Page last updated at 13:19 GMT, Friday, 5 February 2010

Profile: Climate chief Rajendra Pachauri

Rajendra Pachauri at a news conference in Delhi, 21 January

Rajendra Pachauri, chairman of the UN's Intergovernmental Panel on Climate Change since 2002, has been under fire on two fronts: a glaring error in the body's reporting on glaciers and his business dealings.

He has rejected calls to resign, arguing that he is being targeted by countries and companies reluctant to embrace greener technology for economic reasons, and insisting that money he earns as a consultant goes straight back into a research institute which he heads.

The IPCC chairman is Indian and his office's website portrays the 69-year-old engineer and economist as an "incredible" success story for his country.

"The name of Dr Rajendra K Pachauri... has become synonymous with climate change and the environment," its biography says.

"Dr Pachauri is now on everyone's wish list for their climate change events."

'Work ethic'

Born on 20 August 1940 in the Nainital district of the outer Himalayas, Dr Pachauri is the son of a London University-educated educational psychologist, according to the biography.

He attributes to his mother his "well-known work ethic, entailing strict punctuality and completion of all tasks".

Privately educated in Lucknow, he went on to study mechanical engineering and, after managerial work at an Indian railway company, pursued an academic career which led to US teaching posts, in North Carolina and Virginia.

The year 1982 saw him in the Indian capital, Delhi, where he took over as director of The Energy Research Institute (Teri), a think tank promoting sustainable development.

In the 1990s, Dr Pachauri began working in various capacities for the UN and helped with the research that resulted in the Kyoto Protocol of 1997.

In 2002, he was serving as a vice-chairman of the IPCC when he was elected to the chairman's post itself, ousting Robert Watson.
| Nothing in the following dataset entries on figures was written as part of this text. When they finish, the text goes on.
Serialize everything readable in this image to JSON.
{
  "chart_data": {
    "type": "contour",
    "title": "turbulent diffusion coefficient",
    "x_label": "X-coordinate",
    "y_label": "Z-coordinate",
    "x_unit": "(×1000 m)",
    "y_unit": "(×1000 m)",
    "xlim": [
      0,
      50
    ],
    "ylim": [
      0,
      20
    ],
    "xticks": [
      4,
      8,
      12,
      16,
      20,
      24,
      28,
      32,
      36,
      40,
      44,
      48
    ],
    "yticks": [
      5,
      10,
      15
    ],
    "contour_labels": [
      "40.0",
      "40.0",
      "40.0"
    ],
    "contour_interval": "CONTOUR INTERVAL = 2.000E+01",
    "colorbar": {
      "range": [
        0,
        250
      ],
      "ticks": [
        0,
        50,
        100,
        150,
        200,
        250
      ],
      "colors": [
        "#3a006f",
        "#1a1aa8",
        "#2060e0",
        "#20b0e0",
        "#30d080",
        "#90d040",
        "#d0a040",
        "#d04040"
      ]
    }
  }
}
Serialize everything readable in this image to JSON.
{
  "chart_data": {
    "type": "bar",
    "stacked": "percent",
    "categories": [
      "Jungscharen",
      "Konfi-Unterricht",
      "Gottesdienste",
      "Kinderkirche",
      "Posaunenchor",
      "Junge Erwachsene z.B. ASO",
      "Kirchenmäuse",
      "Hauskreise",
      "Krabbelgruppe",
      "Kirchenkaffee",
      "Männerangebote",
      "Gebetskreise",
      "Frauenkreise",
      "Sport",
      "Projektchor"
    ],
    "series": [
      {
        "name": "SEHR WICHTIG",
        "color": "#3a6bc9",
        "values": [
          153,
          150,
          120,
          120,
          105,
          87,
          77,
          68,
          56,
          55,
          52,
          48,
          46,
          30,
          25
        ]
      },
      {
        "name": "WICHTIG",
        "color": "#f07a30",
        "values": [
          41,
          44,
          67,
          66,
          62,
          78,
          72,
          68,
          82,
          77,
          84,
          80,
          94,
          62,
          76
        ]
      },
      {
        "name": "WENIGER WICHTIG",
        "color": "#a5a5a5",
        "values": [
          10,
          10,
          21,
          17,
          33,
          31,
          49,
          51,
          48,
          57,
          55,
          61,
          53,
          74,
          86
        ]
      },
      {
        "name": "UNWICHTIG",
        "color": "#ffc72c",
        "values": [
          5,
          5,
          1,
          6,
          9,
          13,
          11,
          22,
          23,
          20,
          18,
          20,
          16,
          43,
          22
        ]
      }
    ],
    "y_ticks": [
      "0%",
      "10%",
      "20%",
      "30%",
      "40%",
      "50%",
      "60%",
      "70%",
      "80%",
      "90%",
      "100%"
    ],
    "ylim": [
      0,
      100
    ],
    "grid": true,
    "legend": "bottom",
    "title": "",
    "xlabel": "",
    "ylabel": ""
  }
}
Dr Pachauri, who was returned to the post in 2008, was the favoured candidate of the US Bush administration which reportedly disliked Dr Watson's willingness to tell governments what he believed to be the unvarnished truth - that human activities were contributing dangerously to climate change.

The Indian chairman has been honoured for his work on climate change with state awards in India and France.

His biography says he relaxes by composing poetry and playing cricket.

A prolific writer of academic reports, he raised eyebrows in January 2010 with the publication of a steamy novel about an Indian climate expert's life and times in India, Peru and the US.

A review of Return to Almora in the Daily Telegraph newspaper notes the novel's initial theme of deforestation, then quips that "talk of 'denuding' is a clue of what is to come", and details the book's sex scenes.

'Not a penny'

In January 2010, the IPCC admitted it had made a mistake in asserting that Himalayan glaciers could disappear by 2035, a date it included in its 2007 assessment of climate impacts.

With the UN climate convention process struggling to forge a binding international agreement on reducing greenhouse gases, the error boosted sceptics who accuse climate campaigners of alarmism, and led to calls for Dr Pachauri to resign.

Speaking to the BBC, the IPCC chairman said the mistake had been publicly corrected and insisted that there was a huge volume of evidence validating the science of global warming.

He denied that controversy surrounding his position was distracting from the work of the IPCC.

"I don't think the world is going to be distracted," he said. "I don't think the scientific community is going to be distracted."

Dr Pachauri also dismissed UK press allegations that he has made a fortune from carbon trading thanks to links between Teri and private companies.

Any money he earned from advising companies went to Teri, he said, adding: "Not a single penny goes into my pocket."